The energy index tracked a more than 3% fall in oil prices, falling 3.47%. The economically sensitive industrials and financials also posted steep declines among S&P sectors.
The big price moves came as trading volume was less than the daily October average.
“From our clients’ perspective, the uncertainty is causing them to stay on the sidelines. So you’re seeing a lack of buyers, generally speaking,” said King Lip, chief strategist at Baker Avenue Asset Management in San Francisco.
U.S. House of Representatives Speaker Nancy Pelosi spoke with Treasury Secretary Steven Mnuchin about COVID-19 relief legislation. She remains optimistic an agreement can be reached before the election, a Pelosi spokesman said.
Wall Street’s fear gauge hit its highest in more than seven weeks as uncertainty grew over the Nov. 3 election.
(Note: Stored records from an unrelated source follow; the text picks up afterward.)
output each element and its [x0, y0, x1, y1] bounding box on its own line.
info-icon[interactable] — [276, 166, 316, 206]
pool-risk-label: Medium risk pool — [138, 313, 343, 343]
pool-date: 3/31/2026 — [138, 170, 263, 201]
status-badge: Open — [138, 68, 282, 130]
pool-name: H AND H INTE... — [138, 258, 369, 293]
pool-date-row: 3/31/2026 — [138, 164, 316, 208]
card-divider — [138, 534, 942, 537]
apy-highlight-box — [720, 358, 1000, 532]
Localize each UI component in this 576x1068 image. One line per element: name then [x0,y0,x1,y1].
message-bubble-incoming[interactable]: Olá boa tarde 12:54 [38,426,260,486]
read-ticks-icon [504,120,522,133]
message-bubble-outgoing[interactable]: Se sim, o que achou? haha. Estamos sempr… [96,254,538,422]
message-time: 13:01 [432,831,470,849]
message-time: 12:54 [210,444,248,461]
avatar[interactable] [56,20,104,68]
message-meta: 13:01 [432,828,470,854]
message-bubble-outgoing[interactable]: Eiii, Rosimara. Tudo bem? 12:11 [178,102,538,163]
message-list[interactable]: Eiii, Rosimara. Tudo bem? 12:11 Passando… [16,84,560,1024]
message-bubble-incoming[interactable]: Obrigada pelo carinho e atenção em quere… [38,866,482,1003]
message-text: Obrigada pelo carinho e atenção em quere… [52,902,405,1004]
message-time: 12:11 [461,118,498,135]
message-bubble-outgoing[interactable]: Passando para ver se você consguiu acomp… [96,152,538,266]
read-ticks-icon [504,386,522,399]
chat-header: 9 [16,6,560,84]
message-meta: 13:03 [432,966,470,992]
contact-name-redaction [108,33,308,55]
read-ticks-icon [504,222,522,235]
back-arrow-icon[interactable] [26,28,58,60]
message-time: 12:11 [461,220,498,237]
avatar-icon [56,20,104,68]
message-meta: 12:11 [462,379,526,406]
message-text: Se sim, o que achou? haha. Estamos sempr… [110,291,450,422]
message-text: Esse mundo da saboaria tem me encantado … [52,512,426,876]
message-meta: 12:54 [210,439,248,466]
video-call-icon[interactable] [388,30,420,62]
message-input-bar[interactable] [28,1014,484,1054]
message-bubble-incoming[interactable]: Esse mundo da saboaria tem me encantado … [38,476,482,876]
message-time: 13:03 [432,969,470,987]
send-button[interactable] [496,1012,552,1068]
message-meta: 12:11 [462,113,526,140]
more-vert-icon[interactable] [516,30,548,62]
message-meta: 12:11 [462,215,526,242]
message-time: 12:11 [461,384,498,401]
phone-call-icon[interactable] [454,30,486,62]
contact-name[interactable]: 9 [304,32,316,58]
Some 60 million Americans have voted in a record-breaking early turnout as Trump and Democratic challenger Joe Biden entered their final week of campaigning.
The week marks one of the busiest of the third-quarter earnings season that will see results from mega-cap U.S. tech firms including Apple Inc, Amazon.com Inc, Google-parent Alphabet Inc and Facebook Inc.
The tech sector is among the only three sectors apart from healthcare and consumer staples expected to post an increase in profit from a year earlier.
Of the 139 companies in the S&P 500 that have reported earnings so far, 83.5% have beaten Wall Street expectations, according to Refinitiv data.
The Dow Jones Industrial Average fell 650.19 points, or 2.29%, to 27,685.38. The S&P 500 lost 64.42 points, or 1.86%, to 3,400.97 and the Nasdaq Composite dropped 189.35 points, or 1.64%, to 11,358.94.
Volume on U.S. exchanges was 8.72 billion shares, lower than the 20-day average of 8.9 billion shares.
Software company Oracle Corp fell 4.02% after German rival SAP abandoned medium-term profitability targets and warned of a longer-than-expected recovery time from the pandemic hit.
Hasbro Inc tumbled 9.35% as quarterly adjusted revenue fell due to coronavirus-led delays in production of movies and TV shows.
Companies deemed stay-at-home winners including Amazon.com Inc, Zoom Video Communications Inc and video game companies Activision Blizzard Inc and Take-Two Interactive Software Inc rose, bucking the downtrend.
Declining issues outnumbered advancing ones on the NYSE by a 6.23-to-1 ratio; on Nasdaq, a 4.52-to-1 ratio favored decliners.
The S&P 500 posted four new 52-week highs and two new lows; the Nasdaq Composite recorded 28 new highs and 52 new lows.